La nena tenía diez años, era discapacitada, y la violaba el padrastro cuando la madre se ausentaba, ahora se encuentra prófugo.

El director del hospital de Tigre (Buenos Aires), Sergio Balviano, informó que se formó un equipo multidisciplinario que se hizo cargo del caso para resolver sobre la cuestión y consideró que “la decisión de realizar un aborto terapéutico pasa por cuestiones de integridad psico-física y social de la niña”.

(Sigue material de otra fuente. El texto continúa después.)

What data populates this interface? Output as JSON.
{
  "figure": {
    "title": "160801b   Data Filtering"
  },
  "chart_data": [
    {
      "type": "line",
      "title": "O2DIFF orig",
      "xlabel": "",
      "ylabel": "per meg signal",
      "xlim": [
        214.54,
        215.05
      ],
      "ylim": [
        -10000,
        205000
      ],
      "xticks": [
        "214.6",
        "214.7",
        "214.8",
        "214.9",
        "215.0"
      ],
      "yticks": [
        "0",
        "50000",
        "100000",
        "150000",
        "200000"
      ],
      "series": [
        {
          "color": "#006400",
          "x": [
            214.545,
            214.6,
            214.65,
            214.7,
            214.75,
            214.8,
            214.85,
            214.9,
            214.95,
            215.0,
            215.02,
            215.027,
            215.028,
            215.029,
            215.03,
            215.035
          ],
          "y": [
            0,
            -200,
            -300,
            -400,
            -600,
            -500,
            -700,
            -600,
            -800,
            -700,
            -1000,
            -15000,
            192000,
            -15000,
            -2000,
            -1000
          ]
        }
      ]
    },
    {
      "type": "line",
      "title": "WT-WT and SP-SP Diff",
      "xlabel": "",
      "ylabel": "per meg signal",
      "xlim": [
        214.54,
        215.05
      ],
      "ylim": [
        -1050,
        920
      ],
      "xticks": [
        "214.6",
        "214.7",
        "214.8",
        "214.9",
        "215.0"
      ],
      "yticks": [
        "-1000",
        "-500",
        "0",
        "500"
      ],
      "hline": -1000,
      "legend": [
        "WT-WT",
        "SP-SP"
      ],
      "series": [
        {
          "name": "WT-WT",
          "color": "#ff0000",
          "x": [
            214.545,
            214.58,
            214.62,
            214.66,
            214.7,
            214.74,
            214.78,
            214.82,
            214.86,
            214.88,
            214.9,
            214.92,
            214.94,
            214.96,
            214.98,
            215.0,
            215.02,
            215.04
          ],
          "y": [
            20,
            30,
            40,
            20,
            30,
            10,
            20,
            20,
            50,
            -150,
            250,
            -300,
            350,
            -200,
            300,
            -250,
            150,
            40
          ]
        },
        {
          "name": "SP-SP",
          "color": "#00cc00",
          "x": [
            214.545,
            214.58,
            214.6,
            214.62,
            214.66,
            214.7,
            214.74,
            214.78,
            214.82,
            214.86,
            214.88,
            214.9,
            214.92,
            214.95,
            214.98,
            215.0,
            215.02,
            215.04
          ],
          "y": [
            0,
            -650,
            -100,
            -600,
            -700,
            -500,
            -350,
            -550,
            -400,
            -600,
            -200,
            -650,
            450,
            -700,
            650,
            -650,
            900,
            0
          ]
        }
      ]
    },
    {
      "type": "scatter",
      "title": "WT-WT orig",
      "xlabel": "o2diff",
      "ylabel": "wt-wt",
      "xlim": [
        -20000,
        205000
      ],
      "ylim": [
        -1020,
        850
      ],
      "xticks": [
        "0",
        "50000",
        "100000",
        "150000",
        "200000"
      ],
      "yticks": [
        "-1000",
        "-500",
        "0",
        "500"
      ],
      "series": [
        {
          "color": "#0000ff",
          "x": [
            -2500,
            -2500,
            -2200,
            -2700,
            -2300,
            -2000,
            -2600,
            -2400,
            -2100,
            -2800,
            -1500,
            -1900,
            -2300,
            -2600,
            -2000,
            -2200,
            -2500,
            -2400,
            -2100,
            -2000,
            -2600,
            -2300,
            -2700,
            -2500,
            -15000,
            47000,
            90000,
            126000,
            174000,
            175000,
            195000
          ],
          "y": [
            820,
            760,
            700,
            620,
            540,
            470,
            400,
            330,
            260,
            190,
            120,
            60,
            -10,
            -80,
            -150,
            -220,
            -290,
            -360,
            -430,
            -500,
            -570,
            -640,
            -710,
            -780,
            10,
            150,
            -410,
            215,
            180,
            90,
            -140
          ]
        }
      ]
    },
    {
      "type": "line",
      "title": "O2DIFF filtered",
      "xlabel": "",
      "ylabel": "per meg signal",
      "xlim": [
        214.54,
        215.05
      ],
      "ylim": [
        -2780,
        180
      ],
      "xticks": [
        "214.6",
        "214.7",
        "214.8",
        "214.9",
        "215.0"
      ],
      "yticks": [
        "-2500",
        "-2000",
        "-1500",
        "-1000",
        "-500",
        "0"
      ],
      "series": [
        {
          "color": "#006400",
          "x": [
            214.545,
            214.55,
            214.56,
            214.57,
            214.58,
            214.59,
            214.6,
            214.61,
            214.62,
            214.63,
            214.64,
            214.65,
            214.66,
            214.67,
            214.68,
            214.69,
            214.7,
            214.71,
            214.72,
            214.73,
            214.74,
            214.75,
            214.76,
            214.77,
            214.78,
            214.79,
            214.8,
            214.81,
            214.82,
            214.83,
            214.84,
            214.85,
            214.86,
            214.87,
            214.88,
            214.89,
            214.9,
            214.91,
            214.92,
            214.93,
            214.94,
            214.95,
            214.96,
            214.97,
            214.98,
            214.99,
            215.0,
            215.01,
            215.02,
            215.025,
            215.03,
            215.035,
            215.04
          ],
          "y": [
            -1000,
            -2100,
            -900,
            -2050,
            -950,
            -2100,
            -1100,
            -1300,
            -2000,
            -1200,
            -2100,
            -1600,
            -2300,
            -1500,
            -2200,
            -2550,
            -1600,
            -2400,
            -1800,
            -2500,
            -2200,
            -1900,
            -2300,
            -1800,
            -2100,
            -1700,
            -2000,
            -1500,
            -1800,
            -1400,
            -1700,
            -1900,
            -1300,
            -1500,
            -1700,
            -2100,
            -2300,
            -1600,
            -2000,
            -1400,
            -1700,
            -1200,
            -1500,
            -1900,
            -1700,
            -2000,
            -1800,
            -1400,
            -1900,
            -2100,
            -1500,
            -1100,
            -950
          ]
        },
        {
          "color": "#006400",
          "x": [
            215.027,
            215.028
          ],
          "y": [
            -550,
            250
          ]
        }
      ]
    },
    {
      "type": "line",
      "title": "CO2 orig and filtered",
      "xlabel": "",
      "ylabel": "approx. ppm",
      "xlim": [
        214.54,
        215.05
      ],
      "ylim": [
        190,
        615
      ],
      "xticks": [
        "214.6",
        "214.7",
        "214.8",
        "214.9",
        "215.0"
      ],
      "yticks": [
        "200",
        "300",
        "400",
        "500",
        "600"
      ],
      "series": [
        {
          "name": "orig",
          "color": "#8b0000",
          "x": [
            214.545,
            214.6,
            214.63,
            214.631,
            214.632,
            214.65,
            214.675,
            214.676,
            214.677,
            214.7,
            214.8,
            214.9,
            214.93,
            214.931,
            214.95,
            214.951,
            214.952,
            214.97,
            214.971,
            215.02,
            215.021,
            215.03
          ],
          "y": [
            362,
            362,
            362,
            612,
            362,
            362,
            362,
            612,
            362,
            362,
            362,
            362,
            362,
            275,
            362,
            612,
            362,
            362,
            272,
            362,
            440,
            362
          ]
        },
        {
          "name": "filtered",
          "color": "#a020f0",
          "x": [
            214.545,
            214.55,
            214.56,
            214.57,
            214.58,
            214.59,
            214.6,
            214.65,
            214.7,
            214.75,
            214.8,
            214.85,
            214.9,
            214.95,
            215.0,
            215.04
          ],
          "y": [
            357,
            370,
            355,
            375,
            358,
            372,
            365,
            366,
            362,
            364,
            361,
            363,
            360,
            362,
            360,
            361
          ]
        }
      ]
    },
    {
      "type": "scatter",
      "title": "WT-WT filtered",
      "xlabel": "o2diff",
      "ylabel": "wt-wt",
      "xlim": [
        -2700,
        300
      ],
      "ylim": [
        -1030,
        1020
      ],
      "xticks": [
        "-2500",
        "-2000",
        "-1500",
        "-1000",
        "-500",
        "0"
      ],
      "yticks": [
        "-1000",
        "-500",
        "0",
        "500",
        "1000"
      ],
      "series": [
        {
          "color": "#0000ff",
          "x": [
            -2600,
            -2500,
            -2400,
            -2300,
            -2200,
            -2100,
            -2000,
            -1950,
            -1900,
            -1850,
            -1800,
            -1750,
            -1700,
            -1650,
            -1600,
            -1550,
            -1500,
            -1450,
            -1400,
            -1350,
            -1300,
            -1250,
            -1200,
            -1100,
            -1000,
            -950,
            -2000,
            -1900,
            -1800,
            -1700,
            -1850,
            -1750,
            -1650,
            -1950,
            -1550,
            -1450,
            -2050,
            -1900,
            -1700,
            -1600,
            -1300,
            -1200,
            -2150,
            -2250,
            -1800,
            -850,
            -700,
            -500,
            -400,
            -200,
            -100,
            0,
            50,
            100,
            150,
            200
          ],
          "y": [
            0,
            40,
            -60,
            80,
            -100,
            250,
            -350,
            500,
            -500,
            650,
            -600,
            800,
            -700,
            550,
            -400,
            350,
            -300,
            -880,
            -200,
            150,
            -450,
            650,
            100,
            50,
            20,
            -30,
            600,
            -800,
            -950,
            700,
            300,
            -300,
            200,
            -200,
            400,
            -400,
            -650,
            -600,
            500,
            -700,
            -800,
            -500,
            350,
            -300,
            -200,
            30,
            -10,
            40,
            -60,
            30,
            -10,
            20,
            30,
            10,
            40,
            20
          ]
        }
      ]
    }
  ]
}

Si bien el código penal argentino dice que:
“El aborto practicado por un médico diplomado con el consentimiento de la mujer encinta no es punible: (1) Si se ha hecho con el fin de evitar un peligro para la vida o la salud de la madre y si este peligro no puede ser evitado por otros medios; o (2) si el embarazo proviene de una violación o de un atentado al pudor cometido sobre una mujer idiota o demente”.
Es frecuente que no se autoricen abortos a mujeres violadas y/o con problemas mentales, sin embargo en este caso todas las variables están llevadas al extremo: 10 años, violación, problemas mentales. Por eso mucha gente que normalmente está en contra del aborto puede llegar a ceder.

Aquí no se trata de los posibles problemas psicológicos que pueda tener la víctima en el futuro, ya que simplemente una nena de diez años no está del todo desarrollada para gestar un hijo, y lo más probable es que sufran lesiones físicas irreversibles, o la muerte, tanto la nena como el bebé en desarrollo.

¿Qué piensan ustedes de la decisión tomada por el equipo del hospital?

Y en caso de opinar que el aborto tenía que llevarse a cabo en este caso, ¿En qué otros casos tendría que tomarse una decisión similar? ¿Qué tipo de límites pondrían?